Caritas India’s assistant executive director Fr. Paul Moonjely said: “For a civilised society, it is essential to think of civilised means in treating criminals. Criminals are made and criminality is perpetrated in society for various reasons. If people are dangerous they should be confined and refined through appropriate measures and legal enforcements.’’

Stating that violence against women and children, especially girls, is partly the result of gender relations that assumes boys/men to be superior to women/girls, the Caritas India Team leader for Gender programme Ms.

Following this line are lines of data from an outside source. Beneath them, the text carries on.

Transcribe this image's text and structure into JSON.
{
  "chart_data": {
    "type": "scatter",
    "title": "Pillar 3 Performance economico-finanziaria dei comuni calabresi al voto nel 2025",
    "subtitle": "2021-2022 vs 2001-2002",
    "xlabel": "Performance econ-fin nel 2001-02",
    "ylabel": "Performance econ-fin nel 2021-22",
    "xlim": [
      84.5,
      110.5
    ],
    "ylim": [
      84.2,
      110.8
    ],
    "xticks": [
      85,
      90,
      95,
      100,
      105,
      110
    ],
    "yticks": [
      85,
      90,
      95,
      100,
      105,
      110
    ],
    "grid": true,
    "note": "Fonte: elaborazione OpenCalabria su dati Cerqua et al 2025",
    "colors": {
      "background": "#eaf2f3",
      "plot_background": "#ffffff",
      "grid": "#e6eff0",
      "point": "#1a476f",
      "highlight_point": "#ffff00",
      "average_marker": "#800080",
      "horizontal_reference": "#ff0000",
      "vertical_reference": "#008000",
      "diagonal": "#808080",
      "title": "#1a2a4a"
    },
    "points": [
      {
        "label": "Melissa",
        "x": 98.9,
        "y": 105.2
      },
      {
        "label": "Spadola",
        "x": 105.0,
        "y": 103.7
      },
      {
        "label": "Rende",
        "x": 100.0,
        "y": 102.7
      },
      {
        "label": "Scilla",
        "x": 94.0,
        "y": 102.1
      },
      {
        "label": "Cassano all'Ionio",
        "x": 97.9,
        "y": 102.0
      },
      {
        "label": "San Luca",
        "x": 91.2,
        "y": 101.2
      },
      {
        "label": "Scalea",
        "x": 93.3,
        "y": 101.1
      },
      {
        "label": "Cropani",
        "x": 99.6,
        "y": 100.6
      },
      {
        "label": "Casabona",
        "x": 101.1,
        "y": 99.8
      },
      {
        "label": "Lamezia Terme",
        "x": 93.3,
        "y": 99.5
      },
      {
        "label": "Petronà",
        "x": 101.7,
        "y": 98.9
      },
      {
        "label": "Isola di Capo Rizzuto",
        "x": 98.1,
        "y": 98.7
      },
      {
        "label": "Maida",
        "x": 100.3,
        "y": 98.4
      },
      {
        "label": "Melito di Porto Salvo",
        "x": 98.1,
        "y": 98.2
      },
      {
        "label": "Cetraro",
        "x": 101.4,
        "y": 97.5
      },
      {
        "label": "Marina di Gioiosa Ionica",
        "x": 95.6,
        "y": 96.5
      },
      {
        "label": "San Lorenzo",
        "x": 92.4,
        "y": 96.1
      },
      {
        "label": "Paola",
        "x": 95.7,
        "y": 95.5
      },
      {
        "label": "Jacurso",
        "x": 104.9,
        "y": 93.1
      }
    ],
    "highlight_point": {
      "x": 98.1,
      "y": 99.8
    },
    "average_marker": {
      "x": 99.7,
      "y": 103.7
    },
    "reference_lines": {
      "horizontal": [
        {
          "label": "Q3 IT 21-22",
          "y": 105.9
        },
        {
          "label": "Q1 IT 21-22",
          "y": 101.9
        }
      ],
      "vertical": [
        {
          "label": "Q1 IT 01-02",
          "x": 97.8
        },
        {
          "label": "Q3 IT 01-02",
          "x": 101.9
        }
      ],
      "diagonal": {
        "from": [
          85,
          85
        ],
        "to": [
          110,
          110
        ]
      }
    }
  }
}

Shimray said: “Given the sub-ordinate status of women/girls, much of the gender violence is considered normal and the enjoys social sanction.”

Also participating in the consultation were groups working on the issue of social rights including All India Democratic Women’s Association (AIDWA) and the Joint Women’s Programme and other social activists.

Caritas India also noted that it was gravely concerned with India’s lack of gender sensitivity and the growing trend of violence against women and children even as fact track courts are being set-up along with dedicated `women in distress’ helpline.